Genetic analysis of three families in New Zealand was used to show two genetic mutations that were associated with malignant hyperthermia. (Image source: Thinkstock)

Genetic analysis of three families in New Zealand was used to show two genetic mutations that were associated with malignant hyperthermia. (Image source: Thinkstock)

Three patients from three families had similar anesthetics with similar outcomes: succinylcholine and in two also, halothane. The ensuing three malignant hyperthermia (MH) reactions were assessed and characterized by CGS score as “almost certain,” “very likely,” and “somewhat less than likely”  After genetic analysis, family trees were generated to show which relatives were malignant hyperthermia susceptible based on DNA testing. By considering whether the abnormal genes separated with episodes of malignant hyperthermia in the three families, Dr. Anja H. Schiemann, Institute of Fundamental Sciences, Massey University, Palmerston North, New Zealand, and colleagues were able to expand the number of causative mutations shown to be associated with MH in New Zealand families. The results of their work are published in this month’s issue of Anesthesia & Analgesia in the article “Functional Characterization of 2 Known Ryanodine Receptor Mutations Causing Malignant Hyperthermia.”

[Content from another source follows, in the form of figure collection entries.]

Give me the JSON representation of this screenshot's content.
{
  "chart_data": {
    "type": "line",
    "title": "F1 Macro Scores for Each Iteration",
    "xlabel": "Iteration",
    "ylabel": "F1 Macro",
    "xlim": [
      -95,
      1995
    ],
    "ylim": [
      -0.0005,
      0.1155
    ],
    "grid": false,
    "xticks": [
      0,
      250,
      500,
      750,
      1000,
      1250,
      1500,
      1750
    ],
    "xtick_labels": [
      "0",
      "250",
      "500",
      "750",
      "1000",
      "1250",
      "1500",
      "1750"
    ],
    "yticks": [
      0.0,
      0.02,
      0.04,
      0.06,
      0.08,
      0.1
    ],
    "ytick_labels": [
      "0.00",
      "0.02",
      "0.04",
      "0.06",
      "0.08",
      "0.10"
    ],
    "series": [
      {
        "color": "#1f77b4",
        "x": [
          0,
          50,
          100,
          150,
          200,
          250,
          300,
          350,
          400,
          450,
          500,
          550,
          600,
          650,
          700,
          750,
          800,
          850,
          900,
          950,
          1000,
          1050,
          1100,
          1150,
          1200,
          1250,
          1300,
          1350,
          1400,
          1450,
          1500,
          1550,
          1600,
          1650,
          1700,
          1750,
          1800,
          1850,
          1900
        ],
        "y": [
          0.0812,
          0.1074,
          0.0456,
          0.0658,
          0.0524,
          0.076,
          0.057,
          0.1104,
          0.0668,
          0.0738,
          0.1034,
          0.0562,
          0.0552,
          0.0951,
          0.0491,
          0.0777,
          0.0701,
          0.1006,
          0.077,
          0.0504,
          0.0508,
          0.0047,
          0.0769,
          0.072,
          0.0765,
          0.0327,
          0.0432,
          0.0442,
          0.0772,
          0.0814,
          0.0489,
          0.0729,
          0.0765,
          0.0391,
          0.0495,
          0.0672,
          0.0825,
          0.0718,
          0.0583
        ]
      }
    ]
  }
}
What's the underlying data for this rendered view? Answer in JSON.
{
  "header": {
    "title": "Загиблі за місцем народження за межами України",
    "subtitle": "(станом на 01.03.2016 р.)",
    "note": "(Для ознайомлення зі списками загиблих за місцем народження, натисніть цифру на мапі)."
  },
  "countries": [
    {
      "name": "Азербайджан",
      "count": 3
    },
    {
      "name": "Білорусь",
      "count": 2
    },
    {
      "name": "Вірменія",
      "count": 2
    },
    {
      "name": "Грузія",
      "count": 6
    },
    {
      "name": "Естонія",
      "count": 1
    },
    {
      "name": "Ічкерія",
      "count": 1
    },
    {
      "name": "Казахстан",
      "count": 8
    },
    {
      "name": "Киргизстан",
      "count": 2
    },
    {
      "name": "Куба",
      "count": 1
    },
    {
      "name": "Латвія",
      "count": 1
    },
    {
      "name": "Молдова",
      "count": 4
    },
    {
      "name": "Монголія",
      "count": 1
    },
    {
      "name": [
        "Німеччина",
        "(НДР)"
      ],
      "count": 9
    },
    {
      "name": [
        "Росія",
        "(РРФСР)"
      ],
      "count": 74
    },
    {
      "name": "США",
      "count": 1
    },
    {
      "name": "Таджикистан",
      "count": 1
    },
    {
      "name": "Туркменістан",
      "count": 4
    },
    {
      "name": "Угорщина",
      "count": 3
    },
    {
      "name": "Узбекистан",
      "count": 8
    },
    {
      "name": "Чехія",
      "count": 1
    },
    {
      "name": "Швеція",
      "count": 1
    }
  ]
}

In two families, a R2355W change (RYR1 amino acid change from arginine to tryptophan at position 2355) was identified and in one family, a V2354M change (RYR1 amino acid change from valine to methionine at position 2354) was identified.  DNA screening in more than 100 MH negative individuals did not detect either variant. When bioinformatic tools were used to predict how the mutations would affect protein function, both variants had a damaging impact on protein function.  Calcium release assays showed that the mutations increased sensitivity to 4-chloro-m-cresol.

The R2355W variant has been identified in other families in the UK and US. As the authors note, this variant can be considered a causative mutation for MH. The same is not yet true for the V2354M variant.  As Dr. Jerome Parness, Department of Anesthesiology, University of Pittsburgh School of Medicine, Children’s Hospital of Pittsburgh of UPMC, Pittsburgh, Pennsylvania, notes in the accompanying editorial, “Hot on the Trail of ‘I know it when I see it!’”, of the more than 300 variants in ryr1 that have been identified, only 31 are known to be causative. Even if genetic analysis is negative, there may well be causative genes not yet identified. All of this is complicated by the fact that MH is a spectrum, and sometimes the diagnosis is uncertain.

In the three patients, succinylcholine was used as part of an anesthetic. Given that genetic analysis is expensive and not yet readily available before an anesthetic, the study, though interesting, should also make one pause before routinely using succinylcholine to facilitate the endotracheal intubation lest the case serve as the basis for another analysis of an MH variant.